Enfin, il compte conditionner l’obtention d’une aide publique pour la transition écologique des entreprises à la réalisation par l’entreprise bénéficiaire d’un diagnostic de son impact environnemental. Le diagnostic sera "simple" et "adapté à la taille de l’entreprise", promet le gouvernement.

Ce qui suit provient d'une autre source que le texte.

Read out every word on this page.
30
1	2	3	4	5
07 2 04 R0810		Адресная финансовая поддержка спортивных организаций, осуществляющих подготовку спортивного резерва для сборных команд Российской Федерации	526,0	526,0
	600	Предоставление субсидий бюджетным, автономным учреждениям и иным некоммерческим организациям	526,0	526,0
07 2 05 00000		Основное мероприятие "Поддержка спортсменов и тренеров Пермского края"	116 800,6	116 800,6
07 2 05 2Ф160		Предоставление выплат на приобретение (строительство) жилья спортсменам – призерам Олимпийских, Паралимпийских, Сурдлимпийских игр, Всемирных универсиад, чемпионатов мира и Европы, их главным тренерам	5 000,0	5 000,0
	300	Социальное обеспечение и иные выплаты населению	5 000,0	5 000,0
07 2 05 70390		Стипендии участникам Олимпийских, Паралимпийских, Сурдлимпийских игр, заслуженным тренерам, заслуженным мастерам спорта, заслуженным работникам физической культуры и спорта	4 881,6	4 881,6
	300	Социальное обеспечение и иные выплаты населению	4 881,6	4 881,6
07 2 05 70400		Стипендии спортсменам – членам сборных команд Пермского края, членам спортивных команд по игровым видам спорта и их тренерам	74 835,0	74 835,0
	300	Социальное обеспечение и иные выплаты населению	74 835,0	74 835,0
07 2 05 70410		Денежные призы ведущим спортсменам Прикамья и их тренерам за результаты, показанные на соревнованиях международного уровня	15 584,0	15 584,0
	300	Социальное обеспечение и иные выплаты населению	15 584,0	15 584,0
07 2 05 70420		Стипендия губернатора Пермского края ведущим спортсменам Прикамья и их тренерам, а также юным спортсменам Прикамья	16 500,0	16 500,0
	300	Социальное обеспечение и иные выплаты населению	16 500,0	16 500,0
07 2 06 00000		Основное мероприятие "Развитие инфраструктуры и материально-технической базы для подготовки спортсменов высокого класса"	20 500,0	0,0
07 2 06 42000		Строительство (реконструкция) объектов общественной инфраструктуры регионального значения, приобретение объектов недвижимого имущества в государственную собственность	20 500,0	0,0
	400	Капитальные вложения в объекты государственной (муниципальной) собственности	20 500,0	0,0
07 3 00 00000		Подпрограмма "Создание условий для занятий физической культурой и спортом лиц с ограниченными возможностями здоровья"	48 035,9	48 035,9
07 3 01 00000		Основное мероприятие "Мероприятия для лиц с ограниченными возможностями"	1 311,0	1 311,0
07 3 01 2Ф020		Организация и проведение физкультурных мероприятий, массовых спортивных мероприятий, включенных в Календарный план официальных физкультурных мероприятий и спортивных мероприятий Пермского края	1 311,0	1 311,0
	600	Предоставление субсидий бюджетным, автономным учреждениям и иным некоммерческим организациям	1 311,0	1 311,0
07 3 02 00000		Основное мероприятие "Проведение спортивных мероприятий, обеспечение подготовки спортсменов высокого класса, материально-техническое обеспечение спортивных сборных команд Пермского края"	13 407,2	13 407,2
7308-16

Remonter le PIB industriel, baisser l’empreinte carbone

Avec ces différents outils, la France sera-t-elle suffisamment armée pour répondre aux objectifs de réindustrialisation fixés par Emmanuel Macron ? Des objectifs pour le moins ambitieux. Sur le plan environnemental, selon les projections du gouvernement, le projet de loi doit permettre de réduire d’ici à 2030 de 1 % l’empreinte carbone totale de la France, en retirant chaque année 6 millions de tonnes de CO2. Sur le plan économique, le projet de loi industrie verte doit générer 23 milliards d’euros d’investissement et créer 40 000 emplois d’ici à 2030. Pour le gouvernement, il s’agit aussi de faire remonter la part de l’industrie dans le PIB à 15 %, contre 10 % aujourd’hui. Cette part était de 20 % il y a 30 ans. Si réindustrialisation il y a, elle ne pourra donc être, aux yeux du gouvernement, que limitée. Mais verte !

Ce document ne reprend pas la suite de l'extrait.